Par contre, a-t-il expliqué, des agents de police qui s'étaient rendus dans le village pour tenter de régler le contentieux ont été pris à partie par des femmes qui brandissaient des haches et des bâtons. « C'est pour cette raison qu'elles ont été arrêtées », a dit M. Mahmoud. « Cela n'a aucun rapport avec le contentieux foncier ».

Le gouvernement a par ailleurs insisté sur le fait que le droit des réfugiés à leurs terres était une priorité du gouvernement et que « ceux qui rentreraient retrouveraient bien évidemment leurs propriétés ».

M. Mahmoud a également dit à IRIN qu'il avait demandé la libération des personnes emprisonnées, le 20 octobre, parce que la police n'avait pas respecté les procédures lors de leur arrestation.

Pour le CRMSSD, leur libération est plutôt due à la pression médiatique qui a suivi la conférence de presse.

Quant à la Coordination des associations de réfugiés mauritaniens du Sénégal et du Mali, elle a accusé le CRMSSD de chercher à créer une « diversion ».

« Ils veulent remettre en question le [processus] de rapatriement [.] parce qu'ils sont plutôt favorables à une réinstallation dans des pays tiers », a affirmé Moustapha Touré, le porte-parole de la coordination.

Des promesses

Lors d'une rencontre entre le HCR et le CRMSSD, le 20 octobre, l'agence onusienne a promis d'impliquer le collectif dans ses opérations et a assuré les réfugiés que le rapatriement ne démarrerait qu'après la signature de l'accord tripartite.
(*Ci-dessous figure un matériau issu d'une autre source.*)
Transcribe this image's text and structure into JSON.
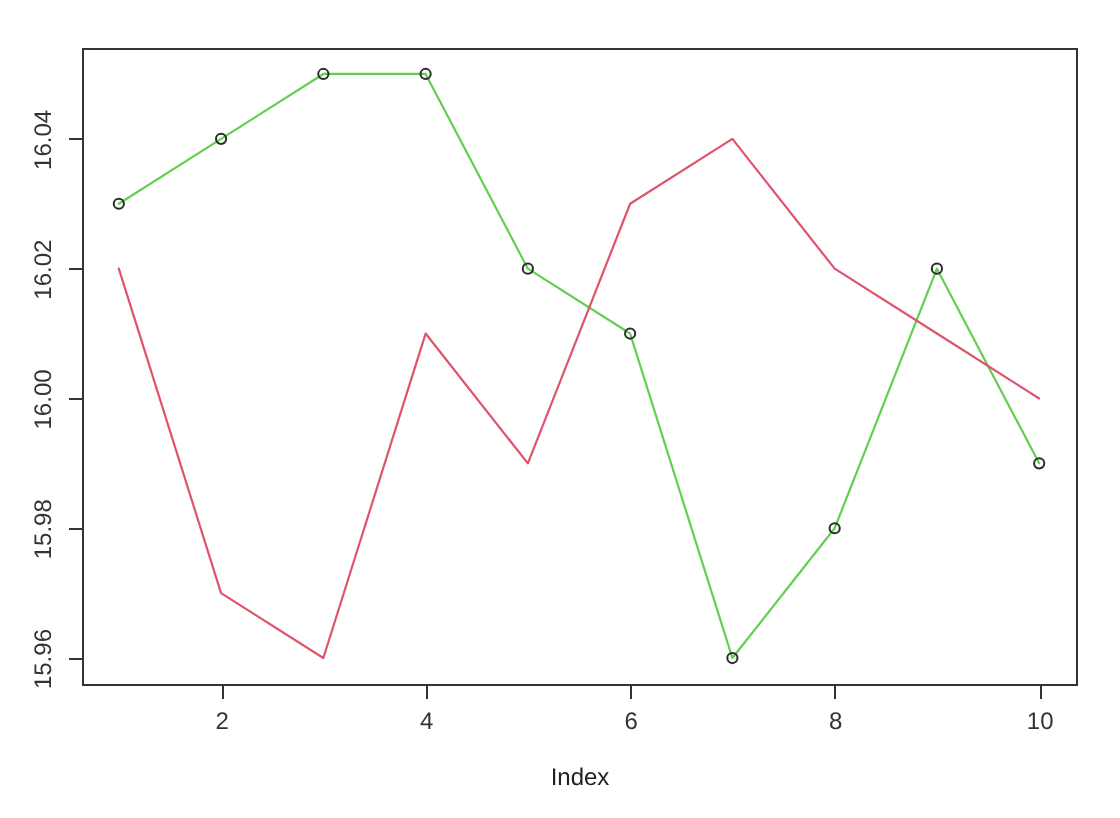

« Pour la communauté internationale, il est important d'avoir un document juridique qui protége ces personnes », a expliqué à IRIN Francis Kpatindé, porte-parole du HCR pour l'Afrique de l'Ouest. Le HCR a ouvert un bureau de l'autre côté de la frontière, en Mauritanie, et va assister les réfugiés dès leur arrivée.

« Nous n'allons pas les rapatrier et les abandonner ensuite », a poursuivi M. Kpatindé.

Alerté par la présence prématurée de camions le long de la frontière mauritanienne et de bateaux pirogues sur les berges du fleuve Sénégal, prêts à servir pour le rapatriement des réfugiés, le CRMSSD a affirmé qu'il n'était toujours pas satisfait de la situation actuelle.

« Jusqu'à présent, l'accord n'a pas été signé. Il n'y a que des promesses », a dit M. Mangara. « Et à propos de promesses, nous allons voir maintenant si elles vont être tenues ».